À travers ce survol historique se détachent trois aspects essentiels de la musique japonaise traditionnelle. Le patrimoine musical japonais est à la fois fidèlement conservé et toujours renouvelé. On est saisi devant cette étonnante capacité d'intégration continue de genres musicaux étrangers, sans préjudice pour la musique autochtone primitive, dont les formes archaïques et médiévales se sont maintenues sans interruption, ni changement important jusqu'à nos jours, à côté de la musique classique ou moderne importée de l'Occident. Sans doute le cloisonnement très poussé qu'impose le système social japonais est-il en bonne partie responsable de la conservation des genres musicaux propres à chaque classe.

   D'autre part, l'alternance de deux systèmes musicaux antagonistes est tout à fait remarquable : aux matériaux sonores indéterminés du système d'origine japonaise s'opposent les matériaux déterminés des systèmes importés de l'étranger. Aujourd'hui encore, une nouvelle alternance se dessine : après avoir adopté la musique occidentale de type déterminé, les compositeurs japonais contemporains reviennent vers les formes traditionnelles indéterminées et tentent de découvrir une nouvelle écriture. Les perspectives qu'ils ouvrent se signalent par leur originalité, à côté des apports de la musique électroacoustique et aléatoire, qui témoignent de l'intérêt croissant des musiciens occidentaux pour les structures musicales de type indéterminé.

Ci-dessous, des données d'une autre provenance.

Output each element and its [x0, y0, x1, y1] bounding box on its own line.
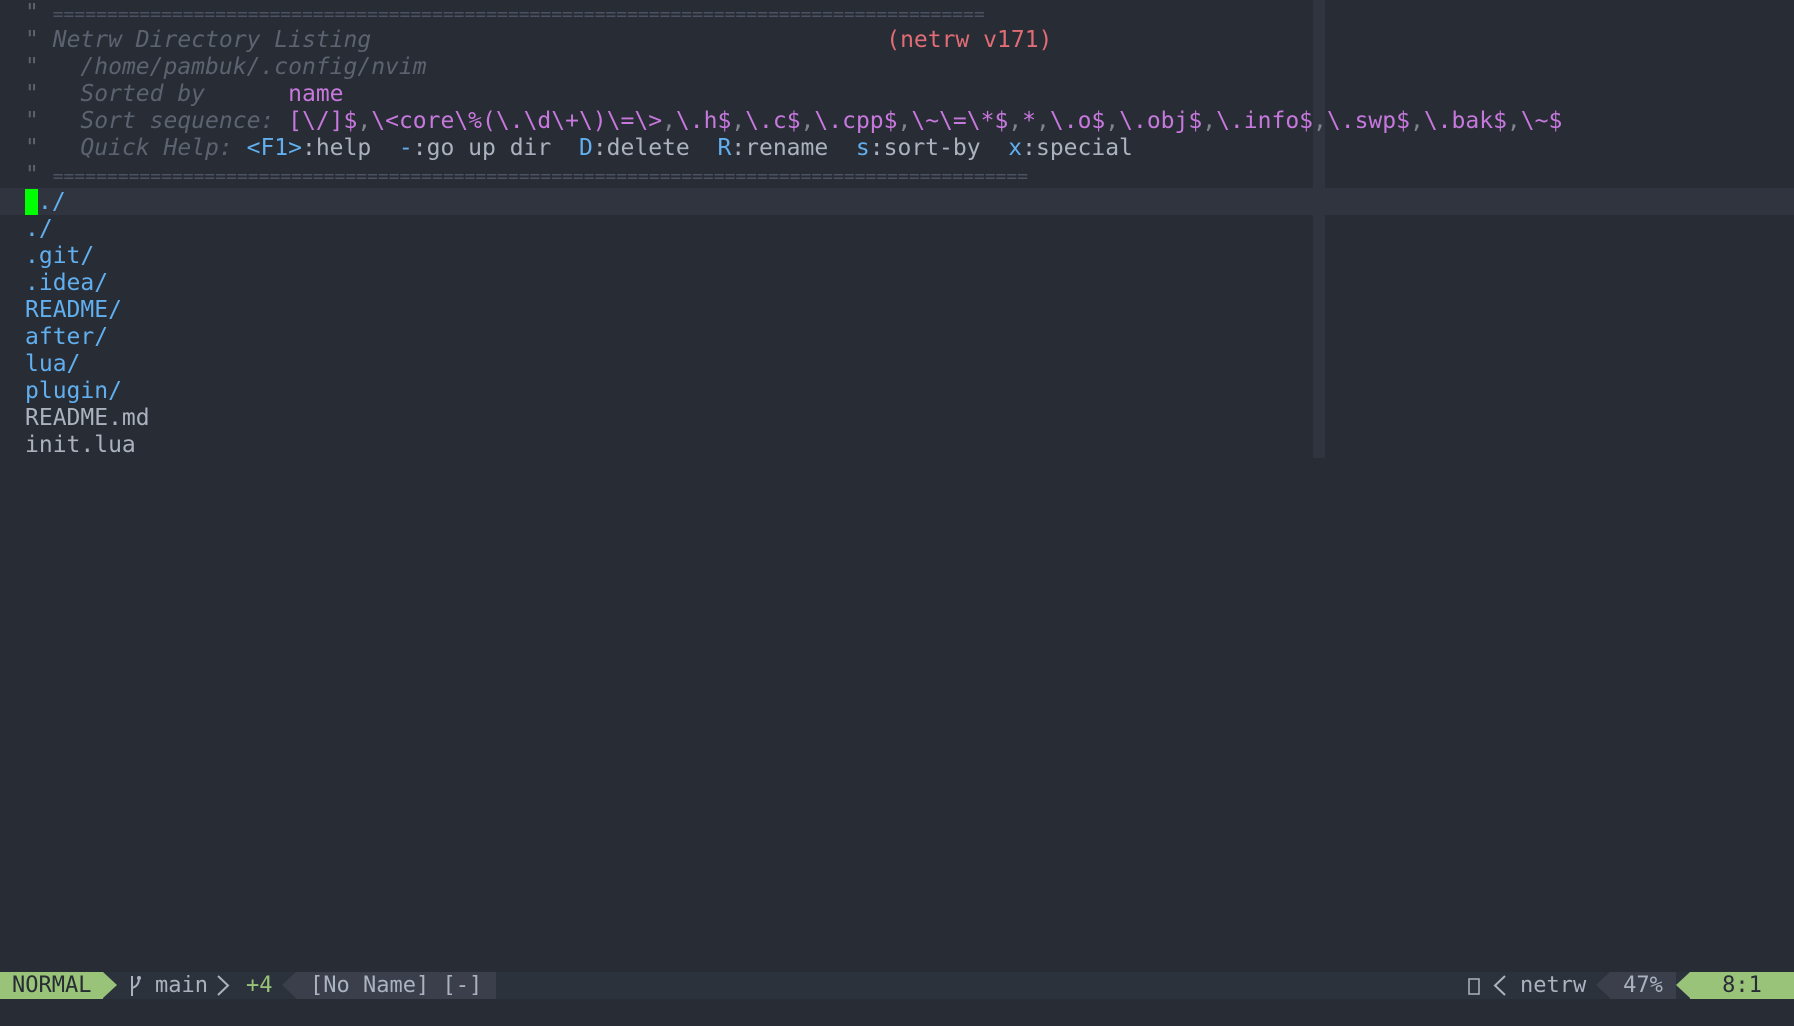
- git-diff-count: +4: [246, 973, 273, 998]
- entry-name: ./: [25, 216, 53, 242]
- sort-sequence-pattern: \~$: [1520, 108, 1563, 134]
- file-entry[interactable]: README.md: [25, 405, 150, 432]
- quick-help-key: D: [578, 135, 593, 161]
- directory-entry[interactable]: plugin/: [25, 378, 122, 405]
- entry-name: plugin/: [25, 378, 122, 404]
- percent-separator: [1596, 972, 1610, 998]
- banner-quick-help-line: " Quick Help: <F1>:help -:go up dir D:de…: [25, 135, 1133, 161]
- sort-sequence-pattern: \.cpp$: [814, 108, 898, 134]
- mode-separator: [103, 972, 117, 998]
- sort-sequence-pattern: \.obj$: [1119, 108, 1203, 134]
- banner-title: Netrw Directory Listing: [52, 27, 372, 53]
- quick-help-text: :go up dir: [412, 135, 579, 161]
- buffer-name-separator: [282, 972, 296, 998]
- banner-path-line: " /home/pambuk/.config/nvim: [25, 54, 427, 80]
- banner-sorted-by-line: " Sorted by name: [25, 81, 344, 107]
- color-column: [1313, 0, 1325, 458]
- quick-help-key: s: [855, 135, 870, 161]
- mode-indicator: NORMAL: [0, 972, 104, 999]
- sort-sequence-comma: ,: [662, 108, 676, 134]
- sort-sequence-comma: ,: [1036, 108, 1050, 134]
- filetype: netrw: [1520, 973, 1587, 998]
- banner-title-line: " Netrw Directory Listing (netrw v171): [25, 27, 1053, 53]
- quick-help-text: :special: [1022, 135, 1133, 161]
- quick-help-text: :sort-by: [869, 135, 1009, 161]
- cursor-position: 8:1: [1690, 972, 1794, 999]
- quick-help-key: x: [1008, 135, 1023, 161]
- command-line[interactable]: [0, 999, 1794, 1026]
- directory-entry[interactable]: ./: [25, 189, 66, 216]
- banner-sort-sequence-line: " Sort sequence: [\/]$,\<core\%(\.\d\+\)…: [25, 108, 1563, 134]
- entry-name: .git/: [25, 243, 95, 269]
- sort-sequence-pattern: \~\=\*$: [911, 108, 1009, 134]
- cursor-line: [0, 188, 1794, 215]
- position-separator: [1676, 972, 1690, 998]
- sort-sequence-pattern: \.swp$: [1326, 108, 1410, 134]
- banner-separator-bottom: " ======================================…: [25, 162, 1029, 188]
- sort-sequence-comma: ,: [1105, 108, 1120, 134]
- sort-sequence-pattern: *: [1022, 108, 1037, 134]
- sort-sequence-comma: ,: [1506, 108, 1521, 134]
- banner-separator-top: " ======================================…: [25, 0, 985, 26]
- sorted-by-value: name: [288, 81, 344, 107]
- sort-sequence-comma: ,: [357, 108, 372, 134]
- text-cursor: [25, 189, 38, 215]
- sort-sequence-comma: ,: [897, 108, 912, 134]
- netrw-version: (netrw v171): [886, 27, 1053, 53]
- quick-help-text: :delete: [592, 135, 718, 161]
- sort-sequence-pattern: [\/]$: [288, 108, 358, 134]
- sort-sequence-comma: ,: [1313, 108, 1327, 134]
- sort-sequence-pattern: \.o$: [1049, 108, 1106, 134]
- buffer-name: [No Name] [-]: [296, 972, 497, 999]
- directory-entry[interactable]: .git/: [25, 243, 94, 270]
- statusline: NORMAL main +4 [No Name] [-] netrw 47% 8…: [0, 972, 1794, 999]
- quick-help-key: -: [398, 135, 413, 161]
- netrw-buffer[interactable]: " ======================================…: [0, 0, 1794, 972]
- quick-help-key: <F1>: [246, 135, 302, 161]
- quick-help: <F1>:help -:go up dir D:delete R:rename …: [247, 135, 1133, 161]
- sort-sequence-comma: ,: [800, 108, 815, 134]
- scroll-percent: 47%: [1610, 972, 1676, 999]
- directory-entry[interactable]: ./: [25, 216, 53, 243]
- sort-sequence-pattern: \.bak$: [1423, 108, 1507, 134]
- git-branch: main: [155, 973, 208, 998]
- entry-name: README/: [25, 297, 122, 323]
- directory-entry[interactable]: lua/: [25, 351, 80, 378]
- directory-entry[interactable]: after/: [25, 324, 108, 351]
- sort-sequence-comma: ,: [1008, 108, 1023, 134]
- entry-name: README.md: [25, 405, 150, 431]
- sort-sequence-pattern: \.c$: [745, 108, 801, 134]
- current-path: /home/pambuk/.config/nvim: [80, 54, 427, 80]
- sort-sequence-comma: ,: [731, 108, 746, 134]
- entry-name: .idea/: [25, 270, 109, 296]
- directory-entry[interactable]: README/: [25, 297, 122, 324]
- entry-name: ./: [38, 189, 66, 215]
- file-entry[interactable]: init.lua: [25, 432, 136, 459]
- entry-name: init.lua: [25, 432, 136, 458]
- quick-help-text: :help: [301, 135, 399, 161]
- sort-sequence: [\/]$,\<core\%(\.\d\+\)\=\>,\.h$,\.c$,\.…: [288, 108, 1562, 134]
- quick-help-text: :rename: [731, 135, 856, 161]
- sort-sequence-comma: ,: [1202, 108, 1217, 134]
- sort-sequence-pattern: \<core\%(\.\d\+\)\=\>: [371, 108, 663, 134]
- entry-name: after/: [25, 324, 109, 350]
- entry-name: lua/: [25, 351, 81, 377]
- sort-sequence-comma: ,: [1409, 108, 1424, 134]
- sort-sequence-pattern: \.info$: [1216, 108, 1314, 134]
- quick-help-key: R: [717, 135, 732, 161]
- directory-entry[interactable]: .idea/: [25, 270, 108, 297]
- sort-sequence-pattern: \.h$: [675, 108, 732, 134]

   Enfin, les facteurs psychophysiologiques l'emportent, dans la musique japonaise, sur l'intellectualité et l'abstraction mathématique. L'impression sonore, la qualité intrinsèque de chaque son priment, chez la plupart des compositeurs japonais, les recherches ou les postulats théoriques.

Jaques-Dalcroze (Émile)

Compositeur, esthéticien et pédagogue suisse (Vienne 1865 – Genève 1950).

Il fait ses études musicales à Genève, puis à Paris et à Vienne, des études coupées de brèves expériences professionnelles comme pianiste au Chat-Noir et chef d'orchestre à Alger. Professeur d'harmonie au conservatoire de Genève de 1892 à 1910, il composa de nombreuses chansons, des symphonies folkloriques (le Festival vaudois, 1903 ; la Fête de juin, 1914) et 4 opéras, dont Sancho Pança et le Bonhomme Jadis. Mais son nom reste surtout attaché à ses travaux sur la rythmique et l'expression corporelle, qui ont donné une base scientifique à la danse moderne. Il ouvre en 1910 à Dresde un institut, qui, transféré l'année suivante à Hellerau, va former de nombreux disciples. Dès 1920, la méthode dalcrozienne est enseignée dans toute l'Europe et jusqu'aux États-Unis. Elle fait toujours autorité.